7.Conditions of the Underwriters’ Obligations.The several obligations of the Underwriters hereunder are subject to the accuracy of the respective representations and warranties on the part of the Company Parties and on the date hereof, at the time of purchase, the performance by the Company Parties of their respective obligations hereunder and to the following additional conditions precedent:
(a) You shall have received on the Closing Date or the Option Closing Date, as the case may be, an opinion and negative assurance letter of Kirkland & Ellis LLP, U.S. counsel for the Company, dated the Closing Date or the Option Closing Date, as the case may be, with executed copies for each Underwriter, and in form and substance satisfactory to the Underwriters.
(b) You shall have received on the Closing Date or the Option Closing Date, as the case may be, an opinion of Walkers, Cayman Islands counsel for the Company, addressed to the Underwriters, and dated the Closing Date or the Option Closing Date, as the case may be, with executed copies for each Underwriter, and in form and substance satisfactory to the Underwriters.
(c) You shall have received on the Closing Date or the Option Closing Date, as the case may be, an opinion of Manuela António Lawyers and Notaries, Macau counsel for the Company, addressed to the Underwriters, and dated the Closing Date or the Option Closing Date, as the case may be, with executed copies for each Underwriter, and in form and substance satisfactory to the Underwriters.
(d) You shall have received from Ernst & Young, independent registered public accountants, letters dated, respectively, the date of the Prospectus, the Closing Date and the Option Closing Date, as the case may be, and addressed to the Underwriters (with executed copies for each Underwriter) in the forms satisfactory to the Underwriters, containing statements and information of the type ordinarily included in accountants’ “comfort letters” to underwriters with respect to the financial statements and certain financial information contained in the Registration Statement, the Disclosure Package and the Prospectus,provided that the letter delivered on the Closing Date shall use a“cut-off date” not earlier than three business days preceding the date hereof.

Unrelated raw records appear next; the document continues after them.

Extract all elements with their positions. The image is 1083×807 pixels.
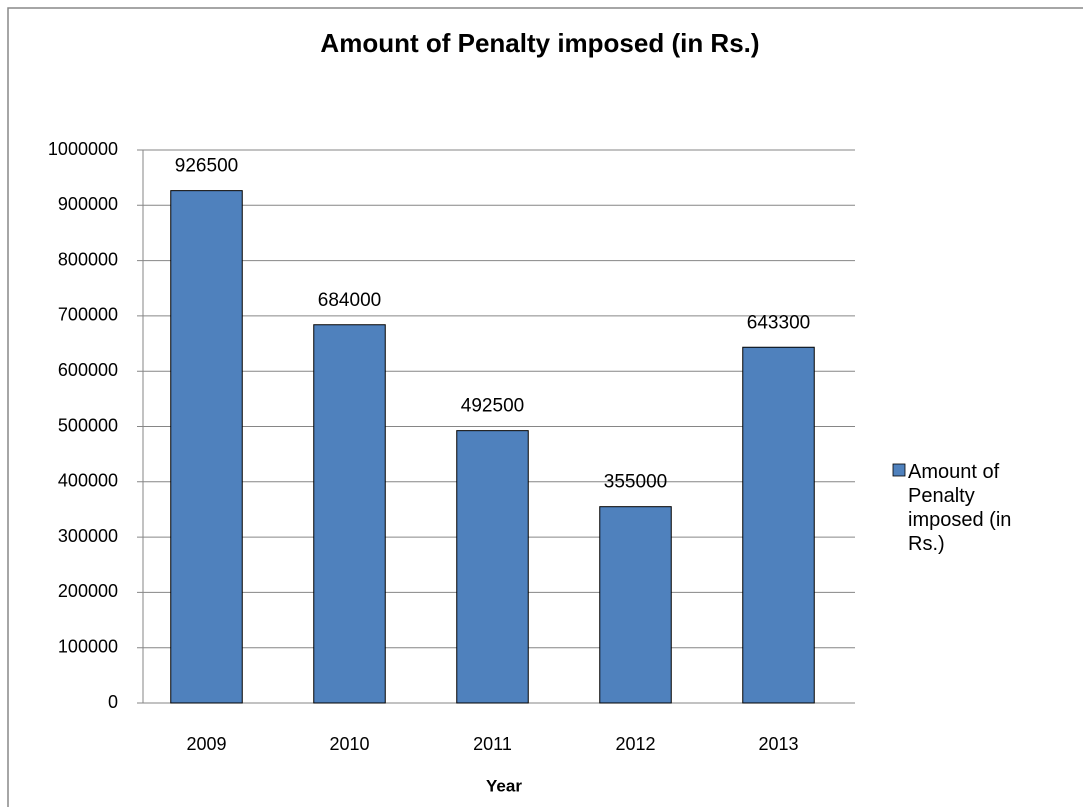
y-tick-label: 600000: [58, 360, 118, 380]
data-label: 643300: [747, 312, 810, 333]
x-tick-label: 2013: [758, 734, 798, 754]
bar: [313, 324, 386, 704]
legend-label: Amount of Penalty imposed (in Rs.): [908, 461, 1012, 555]
x-tick-label: 2012: [615, 734, 655, 754]
x-tick-label: 2011: [473, 734, 512, 754]
y-tick-label: 100000: [58, 636, 118, 656]
x-tick-label: 2010: [329, 734, 369, 754]
y-tick-label: 900000: [58, 194, 118, 214]
bar: [170, 190, 243, 704]
y-tick-label: 300000: [58, 526, 118, 546]
y-tick-label: 700000: [58, 305, 118, 325]
bar: [456, 430, 529, 704]
x-tick-label: 2009: [186, 734, 226, 754]
chart-frame: [7, 7, 1083, 807]
y-tick-label: 500000: [58, 415, 118, 435]
bar: [742, 346, 815, 704]
data-label: 926500: [175, 156, 238, 177]
x-axis-label: Year: [486, 776, 522, 795]
data-label: 355000: [604, 472, 667, 493]
bar: [599, 506, 672, 704]
y-tick-label: 800000: [58, 249, 118, 269]
y-tick-label: 400000: [58, 471, 118, 491]
legend-swatch: [892, 463, 906, 477]
y-tick-label: 200000: [58, 581, 118, 601]
data-label: 684000: [318, 290, 381, 311]
y-tick-label: 0: [108, 692, 118, 712]
data-label: 492500: [461, 396, 524, 417]
chart-title: Amount of Penalty imposed (in Rs.): [320, 28, 759, 58]
y-tick-label: 1000000: [48, 139, 118, 159]
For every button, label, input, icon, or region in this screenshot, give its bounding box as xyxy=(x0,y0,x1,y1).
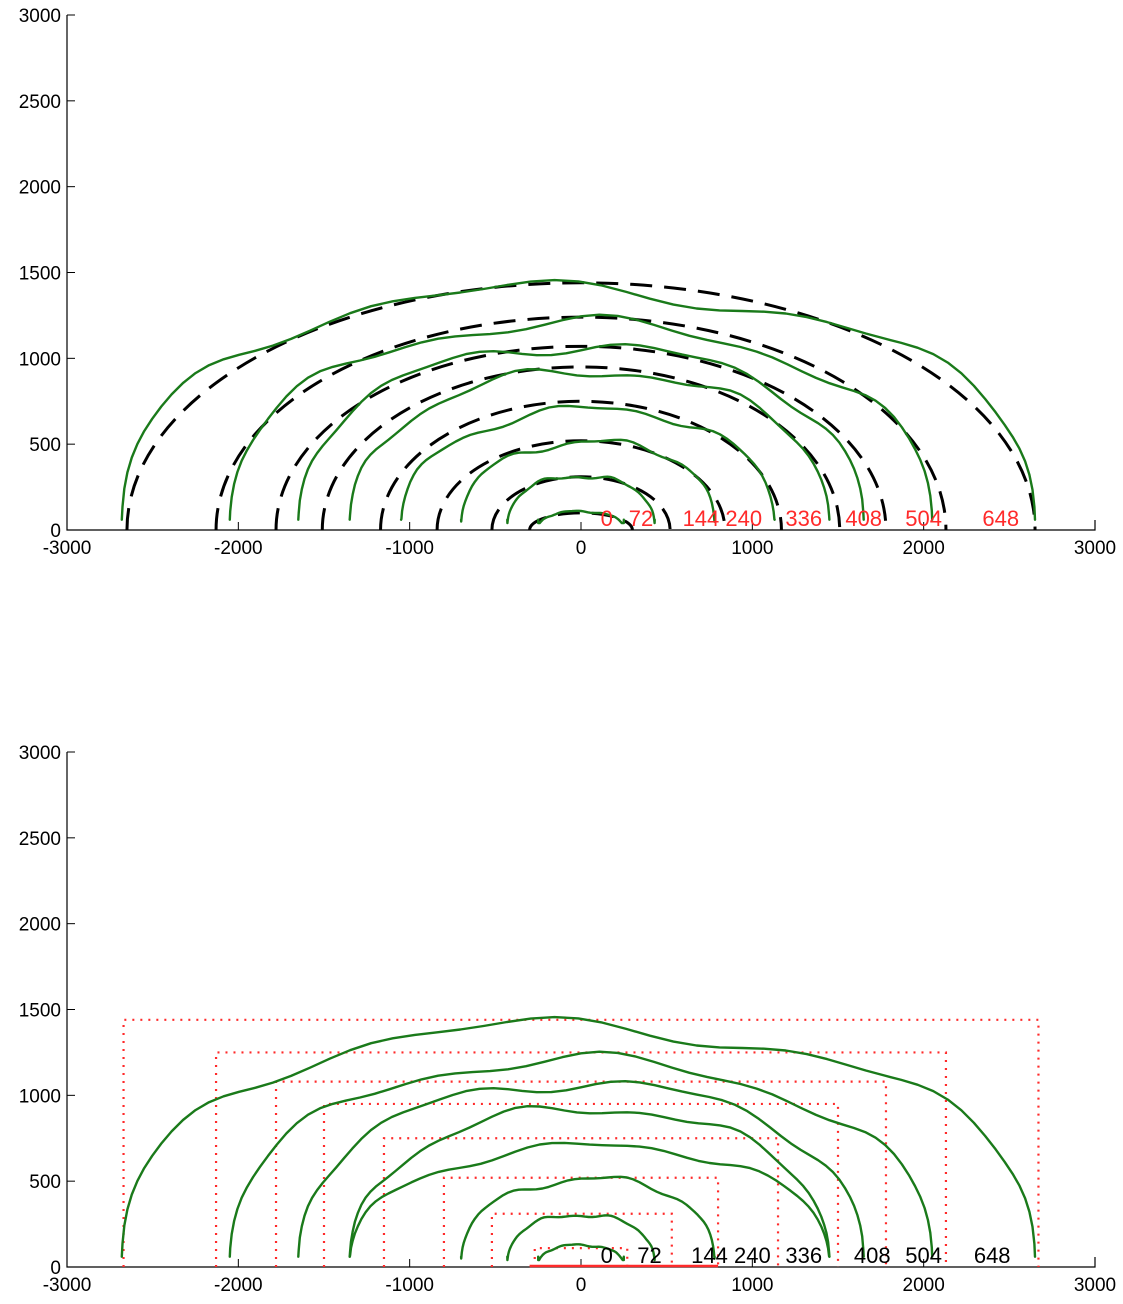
y-tick-label: 1000 xyxy=(19,1086,61,1107)
time-annotation: 144 xyxy=(691,1243,728,1268)
axes-frame xyxy=(66,752,1096,1268)
x-tick-label: -2000 xyxy=(214,1275,263,1296)
y-tick-label: 3000 xyxy=(19,6,61,27)
y-tick-label: 1500 xyxy=(19,264,61,285)
front-series-240 xyxy=(399,404,776,521)
x-tick-label: 1000 xyxy=(731,538,773,559)
y-tick-label: 2000 xyxy=(19,915,61,936)
fitted-ellipse xyxy=(125,281,1037,531)
front-series-72 xyxy=(506,475,656,525)
bottom-panel: -3000 -2000 -1000 0 1000 2000 3000 0 500 1000 1500… xyxy=(19,743,1116,1296)
time-annotation: 72 xyxy=(637,1243,661,1268)
front-series-504 xyxy=(228,313,934,521)
fitted-ellipse xyxy=(320,365,842,531)
fitted-rectangle xyxy=(214,1051,948,1267)
y-tick-label: 3000 xyxy=(19,743,61,764)
fitted-rectangle xyxy=(322,1102,840,1267)
time-annotation: 0 xyxy=(601,506,613,531)
y-tick-label: 2500 xyxy=(19,829,61,850)
time-annotation: 72 xyxy=(629,506,653,531)
x-tick-label: 3000 xyxy=(1074,538,1116,559)
front-series-0 xyxy=(537,509,625,525)
front-series-336 xyxy=(348,368,831,521)
fitted-ellipse xyxy=(214,315,948,531)
y-tick-label: 1000 xyxy=(19,349,61,370)
fitted-rectangle xyxy=(442,1176,720,1267)
x-tick-label: 2000 xyxy=(903,1275,945,1296)
front-series-72 xyxy=(506,1214,656,1262)
front-series-648 xyxy=(120,278,1037,521)
front-series-408 xyxy=(297,343,865,521)
y-tick-label: 2500 xyxy=(19,92,61,113)
fitted-ellipse xyxy=(274,344,888,531)
y-tick-label: 500 xyxy=(29,1172,61,1193)
time-annotation: 0 xyxy=(601,1243,613,1268)
time-annotation: 504 xyxy=(905,506,942,531)
time-annotation: 648 xyxy=(982,506,1019,531)
time-annotation: 144 xyxy=(683,506,720,531)
front-series-504 xyxy=(228,1050,934,1258)
top-panel: -3000 -2000 -1000 0 1000 2000 3000 0 500 1000 1500… xyxy=(19,6,1116,559)
x-tick-label: 0 xyxy=(576,538,587,559)
time-annotation: 648 xyxy=(974,1243,1011,1268)
front-series-0 xyxy=(537,1243,625,1262)
x-tick-label: -3000 xyxy=(43,1275,92,1296)
y-tick-label: 0 xyxy=(50,521,61,542)
time-annotation: 408 xyxy=(845,506,882,531)
time-annotation: 240 xyxy=(725,506,762,531)
x-tick-label: 0 xyxy=(576,1275,587,1296)
y-tick-label: 0 xyxy=(50,1258,61,1279)
front-series-408 xyxy=(297,1079,865,1258)
y-tick-label: 2000 xyxy=(19,178,61,199)
x-tick-label: 2000 xyxy=(903,538,945,559)
x-tick-label: -3000 xyxy=(43,538,92,559)
front-series-240 xyxy=(348,1141,831,1258)
fitted-ellipse xyxy=(528,511,634,531)
x-tick-label: -1000 xyxy=(385,1275,434,1296)
x-tick-label: -1000 xyxy=(385,538,434,559)
time-annotation: 408 xyxy=(854,1243,891,1268)
time-annotation: 240 xyxy=(734,1243,771,1268)
fitted-rectangle xyxy=(533,1247,629,1267)
y-tick-label: 1500 xyxy=(19,1001,61,1022)
front-series-336 xyxy=(348,1104,831,1258)
front-series-144 xyxy=(459,1175,716,1260)
x-tick-label: 1000 xyxy=(731,1275,773,1296)
axes-frame xyxy=(66,15,1096,531)
fitted-rectangle xyxy=(274,1080,888,1267)
x-tick-label: 3000 xyxy=(1074,1275,1116,1296)
time-annotation: 336 xyxy=(785,506,822,531)
time-annotation: 336 xyxy=(785,1243,822,1268)
fitted-rectangle xyxy=(382,1137,780,1267)
time-annotation: 504 xyxy=(905,1243,942,1268)
front-series-648 xyxy=(120,1015,1037,1258)
y-tick-label: 500 xyxy=(29,435,61,456)
front-series-144 xyxy=(459,438,716,523)
x-tick-label: -2000 xyxy=(214,538,263,559)
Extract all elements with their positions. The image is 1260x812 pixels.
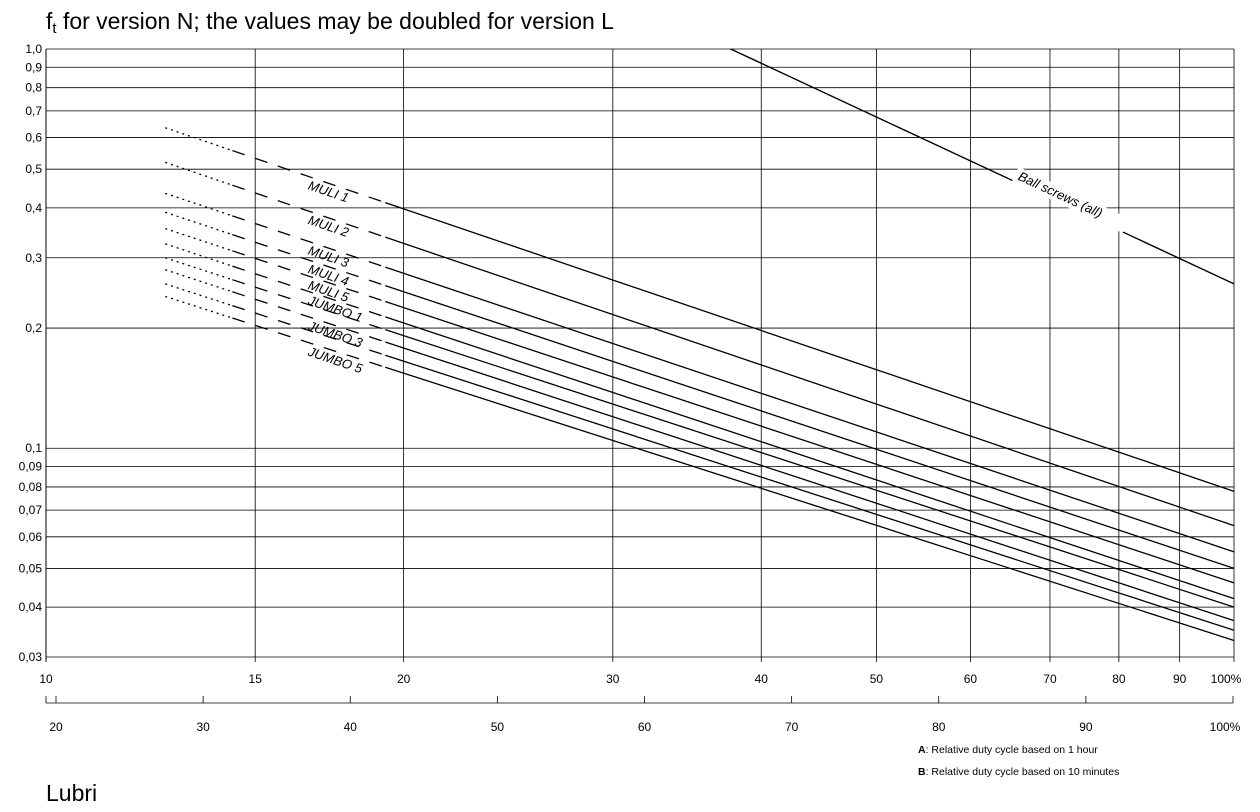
series-line-9-dotted xyxy=(165,283,233,307)
series-label-muli-2: MULI 2 xyxy=(306,212,351,240)
x-tick-label: 60 xyxy=(964,672,978,686)
y-tick-label: 1,0 xyxy=(25,42,42,56)
series-line-8-solid xyxy=(385,341,1235,622)
y-tick-label: 0,5 xyxy=(25,162,42,176)
series-line-6-solid xyxy=(385,316,1235,600)
series-line-10-dashed xyxy=(232,317,386,368)
series-line-2-dashed xyxy=(232,184,386,238)
series-line-3-solid xyxy=(385,266,1235,553)
x2-tick-label: 20 xyxy=(49,720,63,734)
note-b: B: Relative duty cycle based on 10 minut… xyxy=(918,766,1119,778)
series-line-6-dashed xyxy=(232,265,386,318)
x2-tick-label: 60 xyxy=(638,720,652,734)
series-line-5-dashed xyxy=(232,250,386,303)
y-tick-label: 0,3 xyxy=(25,251,42,265)
y-tick-label: 0,05 xyxy=(19,561,43,575)
chart-title: ft for version N; the values may be doub… xyxy=(46,4,614,38)
series-line-8-dashed xyxy=(232,291,386,343)
series-line-3-dashed xyxy=(232,215,386,268)
vertical-gridlines xyxy=(45,49,1235,662)
series-line-9-dashed xyxy=(232,305,386,356)
x-tick-label: 70 xyxy=(1043,672,1057,686)
series-line-9-solid xyxy=(385,354,1235,631)
x-tick-labels: 10 15 20 30 40 50 60 70 80 90 100% xyxy=(39,672,1241,686)
x-tick-label: 100% xyxy=(1211,672,1242,686)
series-lines xyxy=(165,48,1235,642)
x-tick-label: 10 xyxy=(39,672,53,686)
ball-screws-label-bg xyxy=(1011,166,1130,233)
y-tick-label: 0,08 xyxy=(19,480,43,494)
series-line-4-solid xyxy=(385,284,1235,570)
y-tick-label: 0,04 xyxy=(19,600,43,614)
series-line-2-solid xyxy=(385,236,1235,527)
x2-tick-label: 100% xyxy=(1210,720,1241,734)
y-tick-label: 0,06 xyxy=(19,530,43,544)
x2-tick-label: 50 xyxy=(491,720,505,734)
y-tick-label: 0,07 xyxy=(19,503,43,517)
title-text: for version N; the values may be doubled… xyxy=(56,8,614,34)
y-tick-label: 0,1 xyxy=(25,441,42,455)
x2-tick-label: 40 xyxy=(344,720,358,734)
title-subscript: t xyxy=(52,20,57,37)
series-line-4-dashed xyxy=(232,234,386,287)
series-line-1-dotted xyxy=(165,127,233,152)
x-tick-label: 20 xyxy=(397,672,411,686)
series-line-1-dashed xyxy=(232,149,386,204)
x-tick-label: 90 xyxy=(1173,672,1187,686)
x2-tick-labels: 20 30 40 50 60 70 80 90 100% xyxy=(49,720,1240,734)
y-tick-label: 0,03 xyxy=(19,650,43,664)
series-line-5-solid xyxy=(385,300,1235,584)
y-tick-label: 0,6 xyxy=(25,131,42,145)
series-line-10-dotted xyxy=(165,295,233,319)
series-label-muli-1: MULI 1 xyxy=(306,178,351,206)
axes xyxy=(45,49,1234,704)
y-tick-label: 0,9 xyxy=(25,60,42,74)
series-line-7-dashed xyxy=(232,279,386,331)
y-tick-label: 0,2 xyxy=(25,321,42,335)
note-b-text: : Relative duty cycle based on 10 minute… xyxy=(925,766,1120,778)
series-label-ball-screws: Ball screws (all) xyxy=(1016,169,1105,221)
note-a-text: : Relative duty cycle based on 1 hour xyxy=(925,744,1098,756)
series-line-8-dotted xyxy=(165,269,233,293)
note-a: A: Relative duty cycle based on 1 hour xyxy=(918,744,1098,756)
x2-tick-label: 90 xyxy=(1079,720,1093,734)
series-line-2-dotted xyxy=(165,161,233,186)
y-tick-label: 0,8 xyxy=(25,81,42,95)
x-tick-label: 40 xyxy=(755,672,769,686)
series-line-ball-screws xyxy=(730,48,1235,285)
y-tick-labels: 1,0 0,9 0,8 0,7 0,6 0,5 0,4 0,3 0,2 0,1 0,09 0,08 0,… xyxy=(19,42,43,664)
series-line-3-dotted xyxy=(165,192,233,217)
note-b-key: B xyxy=(918,766,926,778)
partial-heading: Lubri xyxy=(46,780,98,806)
y-tick-label: 0,7 xyxy=(25,104,42,118)
x-tick-label: 30 xyxy=(606,672,620,686)
y-tick-label: 0,09 xyxy=(19,460,43,474)
series-line-10-solid xyxy=(385,366,1235,642)
title-symbol: f xyxy=(46,8,53,34)
x-tick-label: 80 xyxy=(1112,672,1126,686)
y-tick-label: 0,4 xyxy=(25,201,42,215)
x2-tick-label: 80 xyxy=(932,720,946,734)
series-line-1-solid xyxy=(385,201,1235,492)
note-a-key: A xyxy=(918,744,926,756)
series-line-4-dotted xyxy=(165,211,233,236)
series-line-7-solid xyxy=(385,329,1235,608)
x-tick-label: 15 xyxy=(249,672,263,686)
series-line-7-dotted xyxy=(165,257,233,281)
horizontal-gridlines xyxy=(46,48,1234,658)
x2-tick-label: 70 xyxy=(785,720,799,734)
x2-tick-label: 30 xyxy=(196,720,210,734)
x-tick-label: 50 xyxy=(870,672,884,686)
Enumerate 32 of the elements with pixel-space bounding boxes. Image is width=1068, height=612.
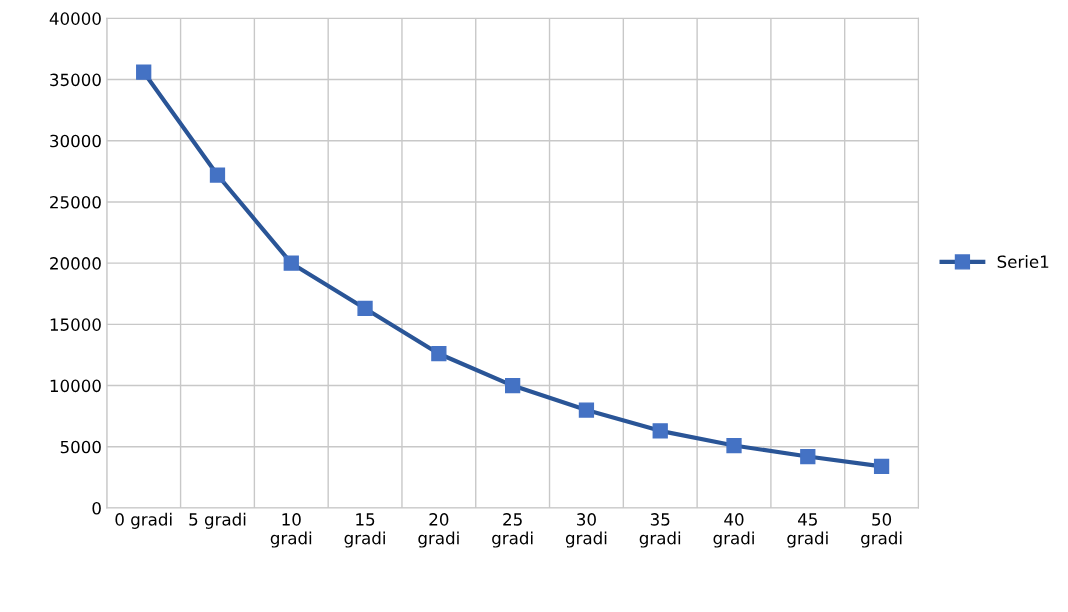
point	[431, 346, 447, 362]
point	[873, 458, 890, 474]
y-tick-label: 0	[92, 501, 101, 515]
point	[209, 167, 226, 183]
point	[505, 377, 521, 394]
x-tick-label: 15 gradi	[344, 513, 385, 548]
x-tick-label: 45 gradi	[787, 513, 828, 548]
point	[283, 255, 299, 271]
legend-label: Serie1	[997, 255, 1049, 268]
x-tick-label: 30 gradi	[565, 513, 607, 548]
y-tick-label: 20000	[50, 257, 101, 270]
y-tick-label: 30000	[50, 134, 101, 148]
x-tick-label: 20 gradi	[418, 513, 459, 548]
x-tick-label: 35 gradi	[639, 513, 681, 548]
x-tick-label: 0 gradi	[115, 512, 172, 529]
point	[578, 402, 595, 418]
point	[652, 423, 668, 439]
point	[800, 448, 816, 465]
x-tick-label: 50 gradi	[861, 513, 902, 548]
y-tick-label: 10000	[50, 379, 101, 393]
y-tick-label: 15000	[50, 318, 101, 331]
x-tick-label: 25 gradi	[492, 513, 533, 548]
x-tick-label: 10 gradi	[270, 513, 312, 548]
x-tick-label: 40 gradi	[713, 513, 754, 548]
y-tick-label: 25000	[50, 195, 101, 209]
point	[726, 437, 742, 454]
y-tick-label: 5000	[60, 440, 101, 454]
y-tick-label: 35000	[50, 73, 101, 87]
point	[357, 300, 373, 317]
x-tick-label: 5 gradi	[189, 512, 246, 529]
point	[136, 64, 152, 80]
y-tick-label: 40000	[49, 12, 101, 25]
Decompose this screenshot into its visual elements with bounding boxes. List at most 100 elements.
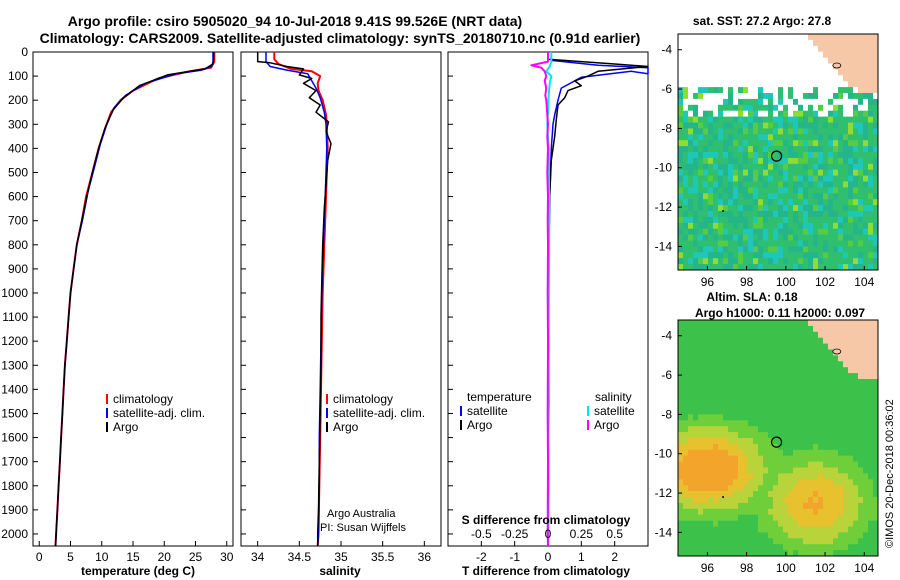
sst-map-cell [733,157,739,165]
sst-map-cell [858,122,864,129]
sst-map-cell [833,57,839,64]
x-tick-label: 35.5 [371,550,395,564]
sst-map-cell [698,39,704,47]
sla-map-cell [693,502,699,510]
sst-map-cell [738,246,744,253]
sst-map-cell [843,128,849,135]
sla-map-cell [808,485,814,492]
sst-map-cell [783,228,789,235]
sst-map-cell [778,258,784,265]
sst-map-cell [828,205,834,212]
sla-map-cell [763,532,769,539]
sst-map-cell [798,69,804,76]
sst-map-cell [828,264,834,271]
sst-map-cell [823,57,829,64]
sst-map-cell [753,81,759,88]
map-x-tick-label: 102 [815,561,835,575]
sst-map-cell [803,222,809,230]
sst-map-cell [708,63,714,70]
sla-map-cell [873,491,879,498]
sla-map-cell [843,526,849,533]
sla-map-cell [833,520,839,527]
sla-map-cell [768,396,774,403]
sst-map-cell [703,75,709,82]
sla-map-cell [693,508,699,516]
sst-map-cell [838,34,844,41]
sst-map-cell [758,63,764,70]
sst-map-cell [743,193,749,200]
sla-map-cell [738,384,744,392]
sla-map-cell [738,526,744,533]
sst-map-cell [768,181,774,188]
sst-map-cell [828,157,834,165]
sst-map-cell [873,187,879,194]
sla-map-cell [873,331,879,339]
sla-map-cell [728,355,734,362]
sla-map-cell [813,325,819,333]
sla-map-cell [823,491,829,498]
sla-map-cell [783,331,789,339]
sst-map-cell [848,234,854,241]
sst-map-cell [838,51,844,58]
sla-map-cell [813,337,819,344]
sst-map-cell [688,81,694,88]
sla-map-cell [783,544,789,551]
sst-map-cell [793,199,799,206]
sla-map-cell [713,355,719,362]
sst-map-cell [698,57,704,64]
sla-map-cell [693,438,699,445]
sla-map-cell [763,544,769,551]
sst-map-cell [683,110,689,117]
sla-map-cell [778,420,784,427]
sst-map-frame [677,33,879,271]
sst-map-cell [758,87,764,94]
legend-title-temperature: temperature [467,390,532,404]
sla-map-cell [703,402,709,409]
sst-map-cell [743,104,749,112]
y-tick-label: 1800 [1,479,28,493]
sla-map-cell [863,443,869,451]
sst-map-cell [858,63,864,70]
sst-map-cell [698,216,704,224]
sla-map-cell [678,355,684,362]
sst-map-cell [813,199,819,206]
sst-map-cell [818,140,824,147]
sst-map-cell [743,146,749,153]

(e) You shall have received on the Closing Date or the Option Closing Date, as the case may be, an opinion and negative assurance letter of Davis Polk & Wardwell LLP, U.S. counsel for the Underwriters, dated the Closing Date or the Option Closing Date, as the case may be, in form and substance reasonably satisfactory to the Underwriters;
(f) You shall have received on the Closing Date or the Option Closing Date, as the case may be an opinion of Henrique Saldanha, Advogados & Notários, Macau counsel for the Underwriters, dated the Closing Date or the Option Closing Date, as the case may be, in form and substance reasonably satisfactory to the Underwriters;
(g) You shall have received on and as of the Closing Date or the Option Closing Date, as the case may be, an opinion of White & Case LLP, counsel for the Depositary, with respect to such matters as the Underwriters may reasonably request, and such counsel shall have received such documents and information as they may reasonably request to enable them to pass upon such matters.